ナミ姫は見透かすように、薄青の瞳でオト姫を見つめた。
「大声出してごめんなさい。でもお姉様、逃げちゃダメなの。一度タロウ殿を避けたら、気まずさからずっと避け続けてしまうわ。そう、青龍様のように」
「説得力あるわね……」
ナミ姫の手に力がこもる。
手のひらの熱で、菓子にかけられた砂糖が溶けてしまいそうだ……。
「────今だから言うけどね、地上の縁談に目を向けるきっかけは、お姉様のためもあったの。青龍様でなくても、海以外の河川や湖にだって水龍はいる。
差し出がましいとは思ったけど、森の奥の泉や山奥の水源に隠れている龍の中に、わたし達を比べない紳士な方もいるかもしれない。

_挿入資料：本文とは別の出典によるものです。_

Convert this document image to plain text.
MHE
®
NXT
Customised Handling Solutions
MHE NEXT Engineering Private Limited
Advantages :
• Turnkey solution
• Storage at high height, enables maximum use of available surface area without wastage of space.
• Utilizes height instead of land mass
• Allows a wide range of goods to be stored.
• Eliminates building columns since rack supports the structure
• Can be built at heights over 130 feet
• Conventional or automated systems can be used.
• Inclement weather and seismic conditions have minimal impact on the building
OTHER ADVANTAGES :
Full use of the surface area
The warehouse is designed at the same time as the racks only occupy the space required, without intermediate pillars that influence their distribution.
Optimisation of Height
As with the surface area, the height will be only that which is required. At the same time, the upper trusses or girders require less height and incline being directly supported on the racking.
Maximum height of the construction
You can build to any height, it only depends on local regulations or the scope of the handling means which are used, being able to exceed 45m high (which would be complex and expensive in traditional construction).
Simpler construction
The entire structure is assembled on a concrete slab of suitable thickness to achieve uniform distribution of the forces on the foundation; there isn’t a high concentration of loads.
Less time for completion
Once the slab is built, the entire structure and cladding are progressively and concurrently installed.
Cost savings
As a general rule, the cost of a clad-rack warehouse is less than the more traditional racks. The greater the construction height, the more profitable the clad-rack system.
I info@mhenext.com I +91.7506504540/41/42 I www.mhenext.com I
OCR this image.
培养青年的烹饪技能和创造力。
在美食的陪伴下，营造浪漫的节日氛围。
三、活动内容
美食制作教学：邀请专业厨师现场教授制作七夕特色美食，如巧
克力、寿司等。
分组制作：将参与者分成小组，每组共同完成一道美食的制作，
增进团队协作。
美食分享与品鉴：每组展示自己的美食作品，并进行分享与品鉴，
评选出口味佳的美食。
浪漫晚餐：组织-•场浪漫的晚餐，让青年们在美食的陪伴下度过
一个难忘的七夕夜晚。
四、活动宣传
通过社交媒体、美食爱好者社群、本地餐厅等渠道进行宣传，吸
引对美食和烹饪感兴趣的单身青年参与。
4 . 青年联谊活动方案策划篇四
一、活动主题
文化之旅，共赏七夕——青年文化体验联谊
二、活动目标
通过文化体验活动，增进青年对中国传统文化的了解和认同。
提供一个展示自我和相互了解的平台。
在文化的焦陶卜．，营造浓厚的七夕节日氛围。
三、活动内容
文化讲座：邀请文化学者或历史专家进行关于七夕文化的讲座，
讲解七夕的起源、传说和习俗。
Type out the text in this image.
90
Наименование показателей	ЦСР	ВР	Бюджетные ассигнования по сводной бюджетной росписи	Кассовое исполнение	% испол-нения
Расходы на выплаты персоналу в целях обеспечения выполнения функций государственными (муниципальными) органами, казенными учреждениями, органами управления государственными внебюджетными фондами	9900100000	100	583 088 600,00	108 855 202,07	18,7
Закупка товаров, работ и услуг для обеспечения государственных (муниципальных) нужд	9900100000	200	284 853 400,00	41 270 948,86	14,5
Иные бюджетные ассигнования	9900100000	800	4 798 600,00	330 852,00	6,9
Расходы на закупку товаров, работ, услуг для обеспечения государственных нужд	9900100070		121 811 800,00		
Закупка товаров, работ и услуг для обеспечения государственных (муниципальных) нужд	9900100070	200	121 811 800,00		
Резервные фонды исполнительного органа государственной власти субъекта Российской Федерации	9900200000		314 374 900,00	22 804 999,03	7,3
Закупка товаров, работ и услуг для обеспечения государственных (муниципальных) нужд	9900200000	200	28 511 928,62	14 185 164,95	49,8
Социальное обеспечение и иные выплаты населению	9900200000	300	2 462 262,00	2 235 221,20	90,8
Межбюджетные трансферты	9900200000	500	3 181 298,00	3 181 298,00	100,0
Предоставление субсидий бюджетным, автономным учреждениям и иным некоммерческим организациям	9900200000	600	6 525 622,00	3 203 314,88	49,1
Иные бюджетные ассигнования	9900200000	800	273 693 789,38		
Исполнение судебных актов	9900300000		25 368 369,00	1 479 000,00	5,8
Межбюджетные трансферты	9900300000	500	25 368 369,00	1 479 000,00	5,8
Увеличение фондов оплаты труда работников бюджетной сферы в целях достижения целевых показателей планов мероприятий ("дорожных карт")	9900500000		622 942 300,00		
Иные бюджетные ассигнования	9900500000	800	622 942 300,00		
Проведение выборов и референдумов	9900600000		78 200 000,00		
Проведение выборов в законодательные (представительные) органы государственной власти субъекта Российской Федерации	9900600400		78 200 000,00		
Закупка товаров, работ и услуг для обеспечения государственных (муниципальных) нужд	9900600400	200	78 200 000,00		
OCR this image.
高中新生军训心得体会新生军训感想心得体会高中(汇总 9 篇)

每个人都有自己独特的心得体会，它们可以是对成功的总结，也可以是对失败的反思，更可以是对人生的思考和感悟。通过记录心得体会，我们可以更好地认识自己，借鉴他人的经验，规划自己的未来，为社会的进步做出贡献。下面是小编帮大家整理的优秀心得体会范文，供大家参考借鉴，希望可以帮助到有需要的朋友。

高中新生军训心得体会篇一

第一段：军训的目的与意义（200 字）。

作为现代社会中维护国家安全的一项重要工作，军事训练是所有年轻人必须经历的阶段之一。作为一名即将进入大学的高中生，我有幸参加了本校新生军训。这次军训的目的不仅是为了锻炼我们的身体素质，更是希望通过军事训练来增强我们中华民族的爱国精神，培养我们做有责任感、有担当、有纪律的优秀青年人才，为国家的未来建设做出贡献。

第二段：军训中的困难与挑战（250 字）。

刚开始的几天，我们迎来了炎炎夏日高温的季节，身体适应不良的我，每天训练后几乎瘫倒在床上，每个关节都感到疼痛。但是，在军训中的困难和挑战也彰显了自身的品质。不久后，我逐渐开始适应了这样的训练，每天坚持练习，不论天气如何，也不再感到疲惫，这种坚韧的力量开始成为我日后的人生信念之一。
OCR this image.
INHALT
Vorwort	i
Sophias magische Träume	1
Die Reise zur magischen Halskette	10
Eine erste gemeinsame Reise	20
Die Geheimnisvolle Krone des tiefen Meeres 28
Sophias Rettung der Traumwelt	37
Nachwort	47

探して海に来てもらおうと、ひそかに企んでいたわ。
……でもね、ミズチ殿にそれは無理だと言われたの」
ナミ姫の想い人、ミズチによると隠れた地でひっそり暮らす龍は、何らかの理由で番いに先立たれた者ばかりだという。
亡くした伴侶を偲ぶ龍が、他に目を向けることなどあり得ない。
「お姉様には幸せになってほしい。でも、幸せは他者が決めるものではないのよね……。なにもできないけど、わたし、お姉様に後悔はしてほしくない……」
なぜタロウのことであんなに心が乱れたのか、ナミ姫が何を案じていたか、この時のオト姫にはわからなかった。
それでも姉として妹の手を強く握りかえす。
「元気になったら、ちゃんとタロウに会いに行くわ。……だからナミ、そんな顔をしないで」
うつむいたナミ姫は今にも泣きそうだった……。
数日後。
医者に全快の太鼓判をもらったオト姫は、緊張した面持ちでタロウと向かい合う。
「見舞ぇにも行けねぇで申し訳ねぇです。無事に回復されたようで、安心しますた」
胸をなでおろすタロウだが……目の下には隈ができ、頬は痩けて顔色も悪い。
これではどちらが病人かわからなかった。
「……わたくしよりもタロウの方が重病そうよ」
「ちょっと寝てねぇだけですだよ。オト姫様の元気な姿を見たら、力が湧いてきますた」
直球なタロウの言葉に、オト姫は動揺を隠せない。
「……これを素で言うのだもの……」
「どうかしますたか?」
「いえ、何でもないの! そういえば、わたくしが倒れる前にナミと会っていたそうね?」
何気なくを装ってオト姫は本題を投げかける。
縋るような眼差しを向けられて、タロウはあっけらかんと答えた。
「ああ、こねぇだの。そうなんですだよ。オト姫様に聞いてた通り、姉思いの優しい妹様ですた」
裏のない笑顔にオト姫が安堵を覚えて緊張が解けた瞬間、急に真顔になったタロウがうやうやしくなにかを差し出してくる。
「これは反物? なんて綺麗なのかしら」
不意を突かれたオト姫は、反射的に受け取った反物のあまりの美しさにため息をこぼす。
「手持ちじゃどうしても足りねぇ材料があったもんで、ナミ姫様が取り寄せてくれたんですだ。オト姫様、どうかお納めくだせぇ」
「まばゆい白に目がくらみそうだわ……」
これまでの献上品とは手触りからして違う。
生地を広げた瞬間飛びこんできたのは、朝日を浴びた雪原のようにきらめく純白だった。
角度によって浮き出てくる亀甲紋様の枠の中には、意匠化された海草や珊瑚、貝にヒトデに魚といった海の風景が閉じこめられており、アクセントに入った銀糸は波のゆらめきを表現している。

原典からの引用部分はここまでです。